|Book of the Month|
|Big Grammar Book
101 Worksheets for English Lessons
Author: Matt Purland
This is almost as it says on the cover - a book full of worksheets for students who need to practice grammar. We say 'almost' because some of the exercises, useful as they are, are not strictly grammar. For example worksheets 1-3 are about writing the alphabet - very useful for beginner students, especially those EFL students who use a different type of script, but not really grammar. Nor, come to that, is the next exercise, which is 'Completing forms'. On the other hand, in another way the book is exactly as it says on the cover, because the contents are worksheets, worksheets and more worksheets. There are no explanations and no teaching, no pictures and no games, crosswords or other types of exercise. In short, this is a book of 101 worksheets - although these include some vocabulary and other material (ordinal numbers for example). One very useful attribute of the book is that the contents are public domain, so a teacher can print out the worksheets for a class without worrying about copyright. Also, the book is apparently laid out with this in mind, so everything is black and white text which should not confuse even the most simple-minded printer.
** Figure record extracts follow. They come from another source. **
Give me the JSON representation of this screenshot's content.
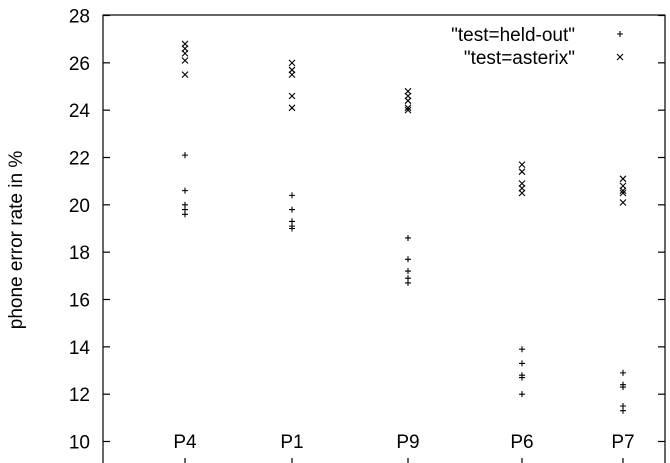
{
  "chart_data": {
    "type": "scatter",
    "title": "",
    "xlabel": "",
    "ylabel": "phone error rate in %",
    "categories": [
      "P4",
      "P1",
      "P9",
      "P6",
      "P7"
    ],
    "ylim": [
      10,
      28
    ],
    "yticks": [
      10,
      12,
      14,
      16,
      18,
      20,
      22,
      24,
      26,
      28
    ],
    "grid": false,
    "legend_position": "top-right",
    "series": [
      {
        "name": "\"test=held-out\"",
        "marker": "plus",
        "values": [
          [
            22.1,
            20.6,
            20.0,
            19.8,
            19.6
          ],
          [
            20.4,
            19.8,
            19.3,
            19.1,
            19.0
          ],
          [
            18.6,
            17.7,
            17.2,
            16.9,
            16.7
          ],
          [
            13.9,
            13.3,
            12.8,
            12.7,
            12.0
          ],
          [
            12.9,
            12.4,
            12.3,
            11.5,
            11.3
          ]
        ]
      },
      {
        "name": "\"test=asterix\"",
        "marker": "cross",
        "values": [
          [
            26.8,
            26.6,
            26.4,
            26.1,
            25.5
          ],
          [
            26.0,
            25.7,
            25.5,
            24.6,
            24.1
          ],
          [
            24.8,
            24.6,
            24.4,
            24.1,
            24.0
          ],
          [
            21.7,
            21.4,
            20.9,
            20.7,
            20.5
          ],
          [
            21.1,
            20.8,
            20.6,
            20.5,
            20.1
          ]
        ]
      }
    ]
  }
}
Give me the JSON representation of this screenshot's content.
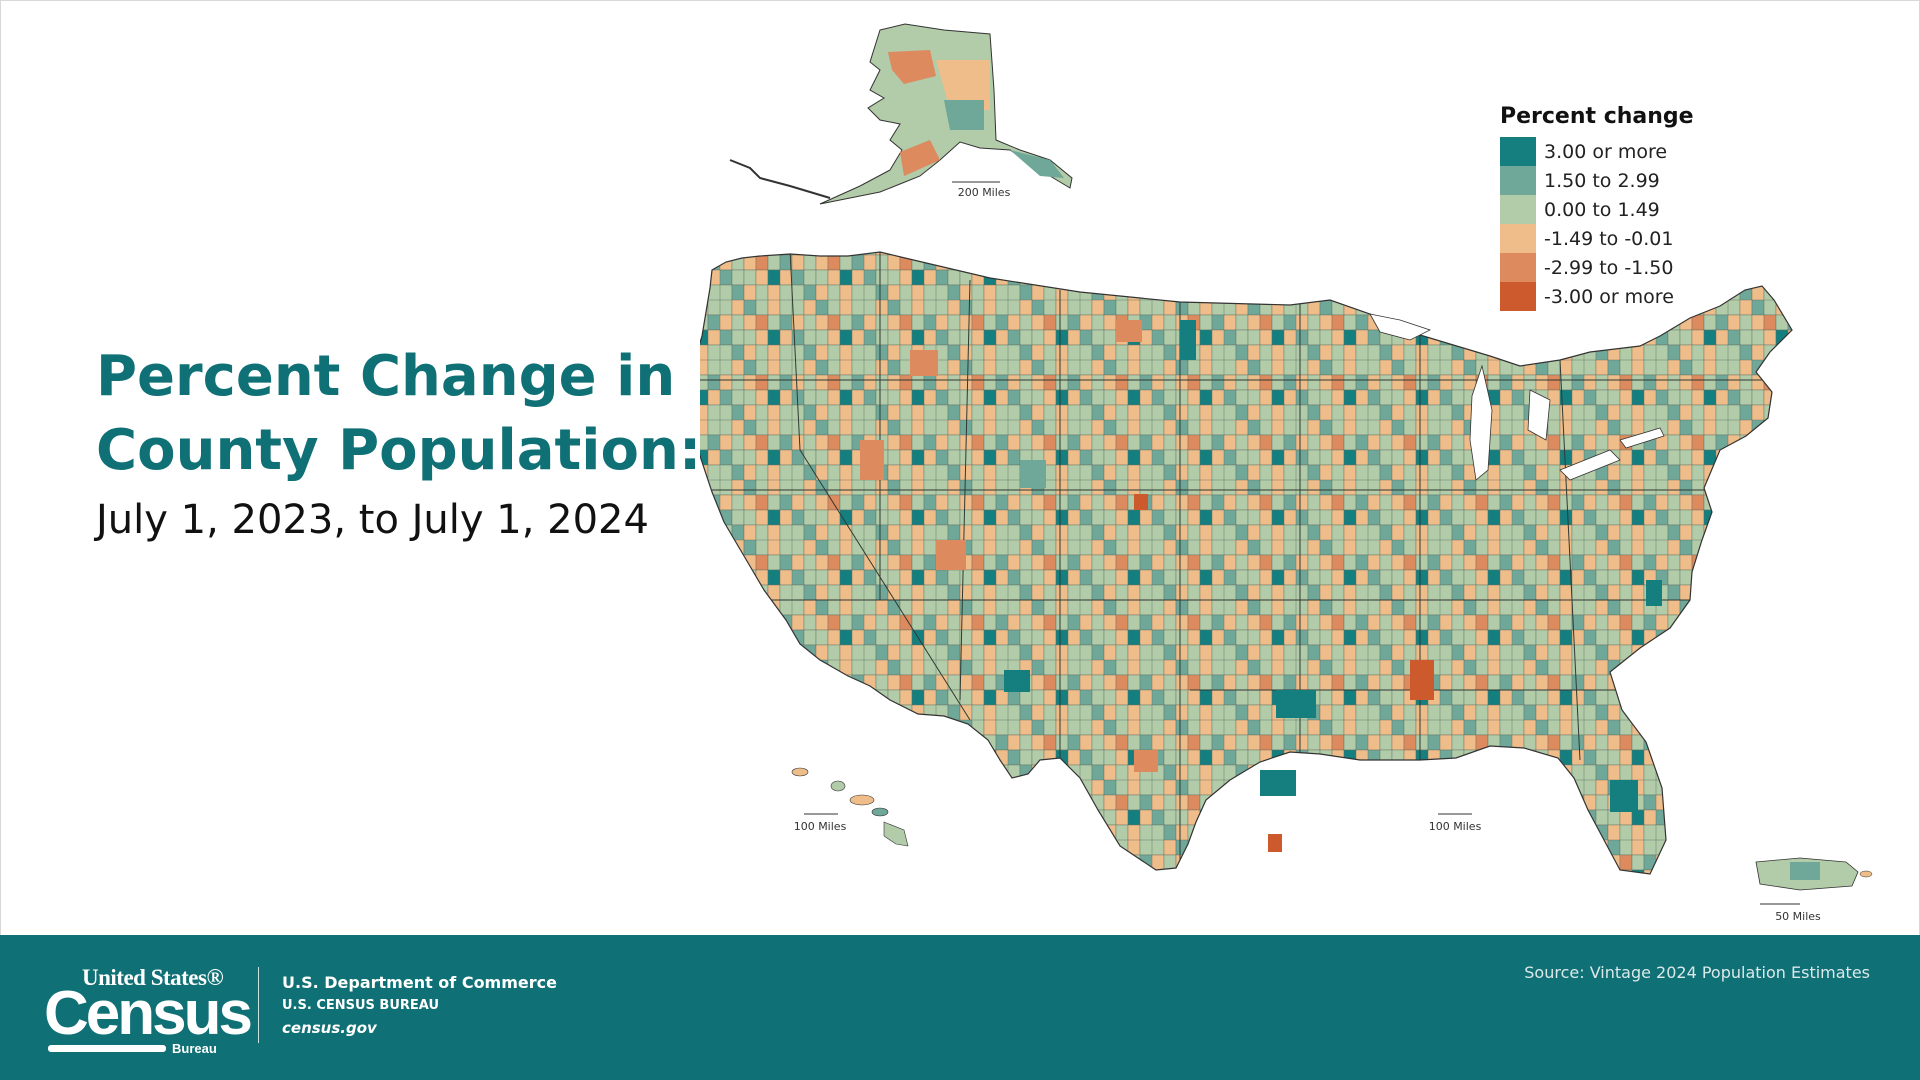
{
  "title": {
    "line1": "Percent Change in",
    "line2": "County Population:",
    "subtitle": "July 1, 2023, to July 1, 2024"
  },
  "legend": {
    "title": "Percent change",
    "items": [
      {
        "label": "3.00 or more",
        "color": "#157f80"
      },
      {
        "label": "1.50 to 2.99",
        "color": "#6fa798"
      },
      {
        "label": "0.00 to 1.49",
        "color": "#b2cba9"
      },
      {
        "label": "-1.49 to -0.01",
        "color": "#efbd89"
      },
      {
        "label": "-2.99 to -1.50",
        "color": "#dd8a5e"
      },
      {
        "label": "-3.00 or more",
        "color": "#cd5a2c"
      }
    ]
  },
  "map": {
    "scale_alaska": "200 Miles",
    "scale_hawaii": "100 Miles",
    "scale_conus": "100 Miles",
    "scale_pr": "50 Miles",
    "regions": [
      "Alaska",
      "Hawaii",
      "Contiguous United States",
      "Puerto Rico"
    ]
  },
  "footer": {
    "logo_top": "United States®",
    "logo_main": "Census",
    "logo_bottom": "Bureau",
    "dept_line1": "U.S. Department of Commerce",
    "dept_line2": "U.S. CENSUS BUREAU",
    "dept_line3": "census.gov",
    "source": "Source: Vintage 2024 Population Estimates",
    "bg_color": "#0f7075"
  }
}
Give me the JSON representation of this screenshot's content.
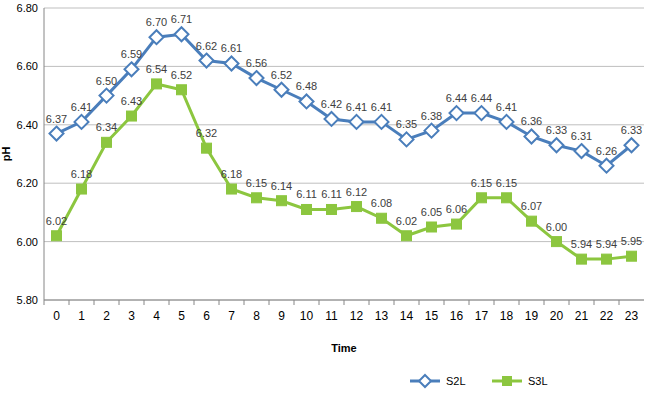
{
  "chart_data": {
    "type": "line",
    "x_label": "Time",
    "y_label": "pH",
    "categories": [
      "0",
      "1",
      "2",
      "3",
      "4",
      "5",
      "6",
      "7",
      "8",
      "9",
      "10",
      "11",
      "12",
      "13",
      "14",
      "15",
      "16",
      "17",
      "18",
      "19",
      "20",
      "21",
      "22",
      "23"
    ],
    "series": [
      {
        "name": "S2L",
        "color": "#4a7ebb",
        "marker": "diamond",
        "line_style": "solid",
        "values": [
          6.37,
          6.41,
          6.5,
          6.59,
          6.7,
          6.71,
          6.62,
          6.61,
          6.56,
          6.52,
          6.48,
          6.42,
          6.41,
          6.41,
          6.35,
          6.38,
          6.44,
          6.44,
          6.41,
          6.36,
          6.33,
          6.31,
          6.26,
          6.33
        ],
        "value_labels": [
          "6.37",
          "6.41",
          "6.50",
          "6.59",
          "6.70",
          "6.71",
          "6.62",
          "6.61",
          "6.56",
          "6.52",
          "6.48",
          "6.42",
          "6.41",
          "6.41",
          "6.35",
          "6.38",
          "6.44",
          "6.44",
          "6.41",
          "6.36",
          "6.33",
          "6.31",
          "6.26",
          "6.33"
        ]
      },
      {
        "name": "S3L",
        "color": "#8cc63f",
        "marker": "square",
        "line_style": "solid",
        "values": [
          6.02,
          6.18,
          6.34,
          6.43,
          6.54,
          6.52,
          6.32,
          6.18,
          6.15,
          6.14,
          6.11,
          6.11,
          6.12,
          6.08,
          6.02,
          6.05,
          6.06,
          6.15,
          6.15,
          6.07,
          6.0,
          5.94,
          5.94,
          5.95
        ],
        "value_labels": [
          "6.02",
          "6.18",
          "6.34",
          "6.43",
          "6.54",
          "6.52",
          "6.32",
          "6.18",
          "6.15",
          "6.14",
          "6.11",
          "6.11",
          "6.12",
          "6.08",
          "6.02",
          "6.05",
          "6.06",
          "6.15",
          "6.15",
          "6.07",
          "6.00",
          "5.94",
          "5.94",
          "5.95"
        ]
      }
    ],
    "ylim": [
      5.8,
      6.8
    ],
    "yticks": [
      {
        "value": 5.8,
        "label": "5.80"
      },
      {
        "value": 6.0,
        "label": "6.00"
      },
      {
        "value": 6.2,
        "label": "6.20"
      },
      {
        "value": 6.4,
        "label": "6.40"
      },
      {
        "value": 6.6,
        "label": "6.60"
      },
      {
        "value": 6.8,
        "label": "6.80"
      }
    ],
    "grid": true,
    "data_labels": true,
    "legend": "bottom"
  }
}
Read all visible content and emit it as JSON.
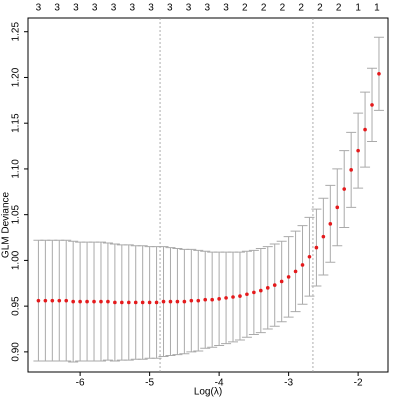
{
  "chart_data": {
    "type": "errorbar",
    "xlabel": "Log(λ)",
    "ylabel": "GLM Deviance",
    "x": [
      -6.6,
      -6.5,
      -6.4,
      -6.3,
      -6.2,
      -6.1,
      -6.0,
      -5.9,
      -5.8,
      -5.7,
      -5.6,
      -5.5,
      -5.4,
      -5.3,
      -5.2,
      -5.1,
      -5.0,
      -4.9,
      -4.8,
      -4.7,
      -4.6,
      -4.5,
      -4.4,
      -4.3,
      -4.2,
      -4.1,
      -4.0,
      -3.9,
      -3.8,
      -3.7,
      -3.6,
      -3.5,
      -3.4,
      -3.3,
      -3.2,
      -3.1,
      -3.0,
      -2.9,
      -2.8,
      -2.7,
      -2.6,
      -2.5,
      -2.4,
      -2.3,
      -2.2,
      -2.1,
      -2.0,
      -1.9,
      -1.8,
      -1.7
    ],
    "values": [
      0.956,
      0.956,
      0.956,
      0.956,
      0.956,
      0.955,
      0.955,
      0.955,
      0.955,
      0.955,
      0.955,
      0.954,
      0.954,
      0.954,
      0.954,
      0.954,
      0.954,
      0.954,
      0.955,
      0.955,
      0.955,
      0.955,
      0.956,
      0.956,
      0.957,
      0.957,
      0.958,
      0.959,
      0.96,
      0.961,
      0.963,
      0.965,
      0.967,
      0.97,
      0.973,
      0.977,
      0.982,
      0.988,
      0.995,
      1.004,
      1.014,
      1.026,
      1.04,
      1.058,
      1.078,
      1.099,
      1.12,
      1.143,
      1.17,
      1.204
    ],
    "errors": [
      0.066,
      0.066,
      0.066,
      0.066,
      0.066,
      0.066,
      0.065,
      0.065,
      0.065,
      0.065,
      0.064,
      0.064,
      0.063,
      0.063,
      0.062,
      0.062,
      0.061,
      0.061,
      0.06,
      0.059,
      0.058,
      0.057,
      0.056,
      0.055,
      0.053,
      0.052,
      0.051,
      0.05,
      0.049,
      0.048,
      0.047,
      0.046,
      0.046,
      0.045,
      0.045,
      0.044,
      0.044,
      0.044,
      0.043,
      0.043,
      0.042,
      0.042,
      0.042,
      0.042,
      0.042,
      0.041,
      0.041,
      0.041,
      0.04,
      0.04
    ],
    "color": "#e41a1c",
    "error_color": "#aaaaaa",
    "top_axis": {
      "x": [
        -6.6,
        -6.33,
        -6.06,
        -5.79,
        -5.52,
        -5.25,
        -4.98,
        -4.71,
        -4.44,
        -4.17,
        -3.9,
        -3.63,
        -3.36,
        -3.09,
        -2.82,
        -2.55,
        -2.28,
        -2.0,
        -1.73
      ],
      "labels": [
        "3",
        "3",
        "3",
        "3",
        "3",
        "3",
        "3",
        "3",
        "3",
        "3",
        "3",
        "2",
        "2",
        "2",
        "2",
        "2",
        "2",
        "1",
        "1"
      ]
    },
    "vlines": [
      -4.85,
      -2.65
    ],
    "xlim": [
      -6.75,
      -1.57
    ],
    "ylim": [
      0.878,
      1.265
    ],
    "xticks": [
      -6,
      -5,
      -4,
      -3,
      -2
    ],
    "yticks": [
      {
        "value": 0.9,
        "label": "0.90"
      },
      0.95,
      {
        "value": 1.0,
        "label": "1.00"
      },
      1.05,
      {
        "value": 1.1,
        "label": "1.10"
      },
      1.15,
      {
        "value": 1.2,
        "label": "1.20"
      },
      1.25
    ]
  }
}
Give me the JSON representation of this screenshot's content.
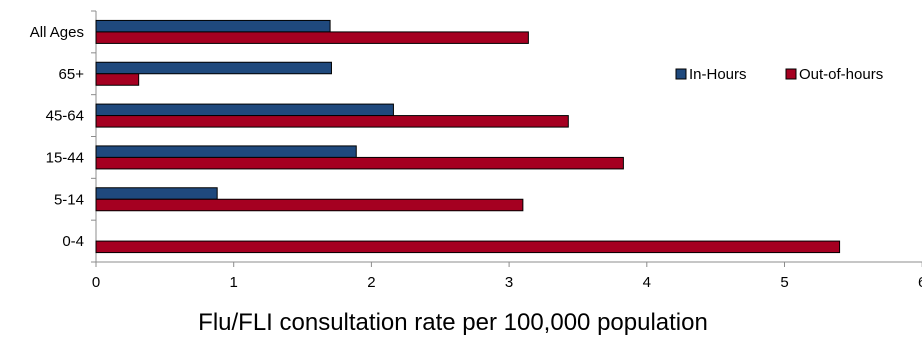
{
  "chart_data": {
    "type": "bar",
    "orientation": "horizontal",
    "categories": [
      "0-4",
      "5-14",
      "15-44",
      "45-64",
      "65+",
      "All Ages"
    ],
    "series": [
      {
        "name": "In-Hours",
        "color": "#1F497D",
        "values": [
          0,
          0.88,
          1.89,
          2.16,
          1.71,
          1.7
        ]
      },
      {
        "name": "Out-of-hours",
        "color": "#A50021",
        "values": [
          5.4,
          3.1,
          3.83,
          3.43,
          0.31,
          3.14
        ]
      }
    ],
    "title": "",
    "xlabel": "Flu/FLI consultation rate per 100,000 population",
    "ylabel": "",
    "xlim": [
      0,
      6
    ],
    "xticks": [
      "0",
      "1",
      "2",
      "3",
      "4",
      "5",
      "6"
    ],
    "grid": false,
    "legend": "right"
  }
}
The book is 116 pages long in the text version. There is also a Kindle version available at a considerably lower price, though the text version is probably better for those who plan on using it for photocopying. Apart from the start and finish the book is worksheets throughout. The start is an introduction to the book, and also - reasonably enough, given the low price of the Kindle version - a promotion for the author's website; englishbanana.com. (No, we don't know about the 'banana' part either.) The back part of the book is taken up with the answers, which go on for several pages. There is no appendix, and one is not really necessary.
The book is divided into four parts, and an individual student will probably find only one part of the book useful at any given time. This is because there is quite a learning curve between the parts. We go from learning to write the letter 'a' in worksheet #1 of the first part all the way to homophones and zero conditionals by worksheet #86 in the fourth, (though the 'worksheets' for the conditional appear rather to be lists of examples). The other worksheets are mostly the standard format of gap fills, re-writing sentences or changing words into the proper grammatical form. All standard stuff, and again no bad thing if the worksheets are being used to prepare students for ESOL exams which use these forms of test.
Who is this book for? Though the author says that individual students can use this book, the word 'lessons' in the title tells us that the book is primarily aimed at teachers who teach different levels of EFL students, or as a resource for teachers at an EFL school. Therefore, if you are a teacher looking for worksheets which will keep a class busy practising a particular type of grammar for around 45 minutes (including discussion of the answers)then this book does the job exactly.